The U.S. Supreme Court ruled on Tuesday that Maine’s practice of forbidding parents from choosing religious schooling for their children when paid for with public funds is unconstitutional. Wrote Chief Justice John Roberts for the majority:
Maine’s “nonsectarian” requirement for its otherwise generally available tuition assistance payments violates the Free Exercise Clause of the First Amendment.
Regardless of how the benefit and restriction are described, the program operates to identify and exclude otherwise eligible schools on the basis of their religious exercise.
Some 5,000 of Maine’s 180,000 school-age children live in areas where there is no public school. The state has for decades offered tuition assistance to them, allowing their parents to select a nearby school — school choice, in other words — for their kids.
For years, the state has prohibited those parents from selecting a school that teaches religious values. The parents of children discriminated against brought suit — Carson v. Makin — claiming discrimination under the First Amendment.
Having lost their case in lower courts, the parents appealed to the Supreme Court. It took the case, heard the oral arguments in January, and reversed lower courts in their ruling.
While this appears to be a minor skirmish in the war against religion, it is fraught with great significance in the overall battle. For years Thomas Jefferson’s infamous letter to the Danbury Baptists, in which he used the phrase “separation of church and state,” has been used as a hammer by atheists and socialists to discriminate against and ultimately abolish all religious influence in the culture.
In explaining the historic importance of a proper understanding of the Founding Fathers’ intentions, Wallbuilders’ David Barton noted, “The First Amendment was intended to keep government out of regulating religion, but it did not keep religion out of government or the public square.”
In the 6-3 decision Justice Sonia Sotomayor recognized immediately the threat of such high court decisions to remove that hammer from atheists and socialists, falsely claiming, “This Court continues to dismantle the wall of separation between church and state that the Framers sought to build.”
The Wall Street Journal decried the decision, recognizing that threat, referring to the decision as “the latest … by a conservative majority [who are] skeptical of precedents that draw a bright line between church and state.”
The Journal is referring to two recent high court decisions that reflect the Founders’ original intent, including Trinity Lutheran v. Comer and Espinoza v. Montana Dept. of Revenue.
In Trinity Lutheran, money granted by the state of Missouri for playground resurfacing excluded those owned or controlled by a church. Writing for the majority in that case, Chief Justice Roberts said:
The exclusion of Trinity Lutheran from a public benefit for which it is otherwise qualified, solely because it is a church, is odious to our Constitution … and cannot stand.

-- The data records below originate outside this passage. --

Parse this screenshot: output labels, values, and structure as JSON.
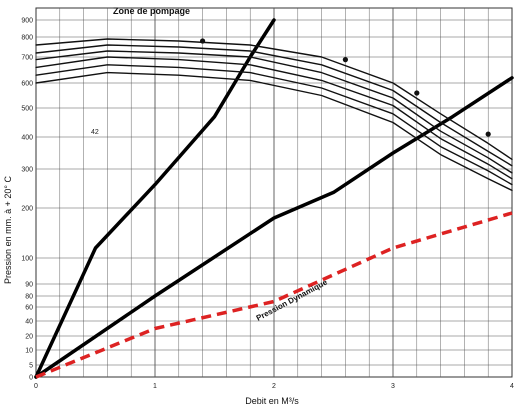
{
  "chart_data": {
    "type": "line",
    "xlabel": "Debit en M³/s",
    "ylabel": "Pression en mm. à + 20° C",
    "xlim": [
      0,
      4
    ],
    "ylim": [
      0,
      900
    ],
    "y_scale": "nonuniform",
    "x_ticks": [
      "0",
      "1",
      "2",
      "3",
      "4"
    ],
    "y_ticks": [
      {
        "value": 0,
        "label": "0"
      },
      {
        "value": 5,
        "label": "5"
      },
      {
        "value": 10,
        "label": "10"
      },
      {
        "value": 20,
        "label": "20"
      },
      {
        "value": 40,
        "label": "40"
      },
      {
        "value": 60,
        "label": "60"
      },
      {
        "value": 80,
        "label": "80"
      },
      {
        "value": 90,
        "label": "90"
      },
      {
        "value": 100,
        "label": "100"
      },
      {
        "value": 200,
        "label": "200"
      },
      {
        "value": 300,
        "label": "300"
      },
      {
        "value": 400,
        "label": "400"
      },
      {
        "value": 500,
        "label": "500"
      },
      {
        "value": 600,
        "label": "600"
      },
      {
        "value": 700,
        "label": "700"
      },
      {
        "value": 800,
        "label": "800"
      },
      {
        "value": 900,
        "label": "900"
      }
    ],
    "grid": true,
    "annotations": {
      "zone_pompage": "Zone de pompage",
      "pression_dynamique": "Pression Dynamique",
      "stray_mark": "42"
    },
    "series": [
      {
        "style": "solid",
        "color": "#000000",
        "points": [
          [
            0,
            0
          ],
          [
            0.5,
            120
          ],
          [
            1,
            260
          ],
          [
            1.5,
            470
          ],
          [
            1.8,
            700
          ],
          [
            2.0,
            900
          ]
        ]
      },
      {
        "style": "solid",
        "color": "#000000",
        "points": [
          [
            0,
            0
          ],
          [
            1,
            80
          ],
          [
            2,
            180
          ],
          [
            2.5,
            240
          ],
          [
            3,
            350
          ],
          [
            3.5,
            470
          ],
          [
            4,
            620
          ]
        ]
      },
      {
        "style": "dashed",
        "color": "#dd2222",
        "points": [
          [
            0,
            0
          ],
          [
            1,
            30
          ],
          [
            2,
            70
          ],
          [
            3,
            120
          ],
          [
            4,
            190
          ]
        ]
      },
      {
        "style": "fan",
        "points": [
          [
            0,
            760
          ],
          [
            0.6,
            790
          ],
          [
            1.2,
            780
          ],
          [
            1.8,
            760
          ],
          [
            2.4,
            700
          ],
          [
            3.0,
            600
          ],
          [
            3.4,
            480
          ],
          [
            3.8,
            380
          ],
          [
            4.0,
            330
          ]
        ]
      },
      {
        "style": "fan",
        "points": [
          [
            0,
            720
          ],
          [
            0.6,
            760
          ],
          [
            1.2,
            750
          ],
          [
            1.8,
            730
          ],
          [
            2.4,
            670
          ],
          [
            3.0,
            570
          ],
          [
            3.4,
            450
          ],
          [
            3.8,
            355
          ],
          [
            4.0,
            310
          ]
        ]
      },
      {
        "style": "fan",
        "points": [
          [
            0,
            690
          ],
          [
            0.6,
            730
          ],
          [
            1.2,
            720
          ],
          [
            1.8,
            700
          ],
          [
            2.4,
            640
          ],
          [
            3.0,
            540
          ],
          [
            3.4,
            420
          ],
          [
            3.8,
            335
          ],
          [
            4.0,
            290
          ]
        ]
      },
      {
        "style": "fan",
        "points": [
          [
            0,
            660
          ],
          [
            0.6,
            700
          ],
          [
            1.2,
            690
          ],
          [
            1.8,
            670
          ],
          [
            2.4,
            610
          ],
          [
            3.0,
            510
          ],
          [
            3.4,
            395
          ],
          [
            3.8,
            315
          ],
          [
            4.0,
            275
          ]
        ]
      },
      {
        "style": "fan",
        "points": [
          [
            0,
            630
          ],
          [
            0.6,
            670
          ],
          [
            1.2,
            660
          ],
          [
            1.8,
            640
          ],
          [
            2.4,
            580
          ],
          [
            3.0,
            480
          ],
          [
            3.4,
            370
          ],
          [
            3.8,
            295
          ],
          [
            4.0,
            260
          ]
        ]
      },
      {
        "style": "fan",
        "points": [
          [
            0,
            600
          ],
          [
            0.6,
            640
          ],
          [
            1.2,
            630
          ],
          [
            1.8,
            610
          ],
          [
            2.4,
            550
          ],
          [
            3.0,
            450
          ],
          [
            3.4,
            345
          ],
          [
            3.8,
            275
          ],
          [
            4.0,
            245
          ]
        ]
      }
    ],
    "markers": [
      [
        1.4,
        780
      ],
      [
        2.6,
        690
      ],
      [
        3.2,
        560
      ],
      [
        3.8,
        410
      ]
    ]
  }
}
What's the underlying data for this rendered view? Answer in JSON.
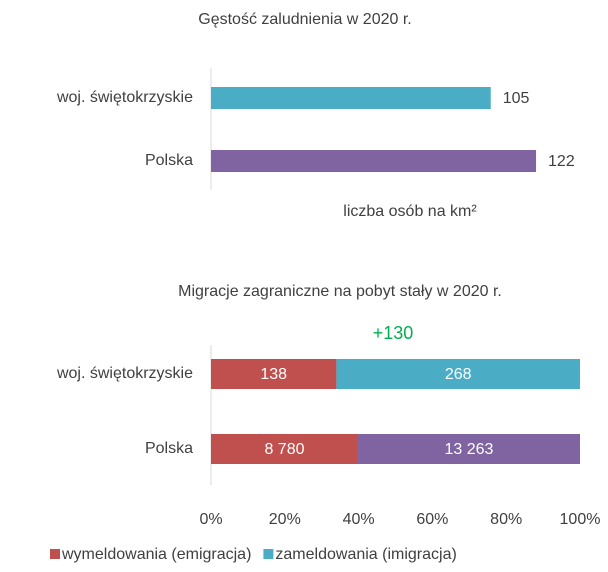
{
  "chart_data": [
    {
      "type": "hbar",
      "title": "Gęstość zaludnienia w 2020 r.",
      "x_label": "liczba osób na km²",
      "categories": [
        "woj. świętokrzyskie",
        "Polska"
      ],
      "values": [
        105,
        122
      ],
      "colors": [
        "#4bacc6",
        "#8064a2"
      ],
      "xlim": [
        0,
        140
      ]
    },
    {
      "type": "hbar_stacked_percent",
      "title": "Migracje zagraniczne na pobyt stały w 2020 r.",
      "annotation": "+130",
      "annotation_color": "#00b050",
      "categories": [
        "woj. świętokrzyskie",
        "Polska"
      ],
      "series": [
        {
          "name": "wymeldowania (emigracja)",
          "color": "#c0504d",
          "colors": [
            "#c0504d",
            "#c0504d"
          ],
          "values": [
            138,
            8780
          ],
          "value_labels": [
            "138",
            "8 780"
          ]
        },
        {
          "name": "zameldowania (imigracja)",
          "color": "#4bacc6",
          "colors": [
            "#4bacc6",
            "#8064a2"
          ],
          "values": [
            268,
            13263
          ],
          "value_labels": [
            "268",
            "13 263"
          ]
        }
      ],
      "xlim": [
        0,
        100
      ],
      "xticks": [
        {
          "value": 0,
          "label": "0%"
        },
        {
          "value": 20,
          "label": "20%"
        },
        {
          "value": 40,
          "label": "40%"
        },
        {
          "value": 60,
          "label": "60%"
        },
        {
          "value": 80,
          "label": "80%"
        },
        {
          "value": 100,
          "label": "100%"
        }
      ]
    }
  ]
}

In Espinoza, Roberts wrote again for the majority:
A State need not subsidize private education. But once a State decides to do so, it cannot disqualify some private schools solely because they are religious.
Jeffrey Toobin, CNN’s legal analyst, saw the mounting threat to the Left’s continuous and deliberate misinterpretation of Jefferson’s phrase, claiming on Twitter that “’Separation of church and state’ is a vanishing concept at the Supreme Court.”
The ACLU also recognized the continuing threat to the false narrative by declaring that “The Supreme Court’s decision today undermines our Constitution’s promise of separation between government and religion.”
Of course, as Barton pointed out, “The phrase ‘separation of Church and State’ cannot be found in the Constitution or the Declaration of Independence. In fact, it is not found in any of our nation’s founding documents.”
The most egregious attempt to reframe yesterday’s decision came from American Atheists’ attorney Geoffrey Blackwell:
With this decision, the Supreme Court has betrayed our nation’s founding principle that the government should not fund religion, including a religion like Christianity.
This court is destroying the Establishment Clause of the Constitution, which protects all Americans — especially atheists and members of minority religions.
Other officials with American Atheists expanded on what they perceived as a threat to the Founders’ intentions. Alison Gill, AA vice president, said:
The religious conservative majority on the Supreme Court is intent on placing the interests of Christians above all others, including individuals’ fundamental rights.
These justices will keep working at breakneck speed to undermine nondiscrimination protections, replace public education with a discriminatory religious “education,” and force Americans to fund conservative Christianity and other religions. This will harm countless Americans, especially children.
Of course, a proper reading of the Founders’ original intent reveals no such thing. But the rant from AA by its president, Nick Fish, continued the group’s fabrication:
Extremists are weakening our democracy. Calls to reform and expand the Court to limit the impact of its dangerous Christian nationalist wing will only grow louder, as the Supreme Court tries to establish what can only be described as a theocracy.
Fish did get one part correct:
Today’s decision is appalling, but it isn’t the first and it won’t be the last.
As the war against the nation’s culture includes an attack on its religious freedom, yesterday’s proper ruling in Carson v. Makin is comforting.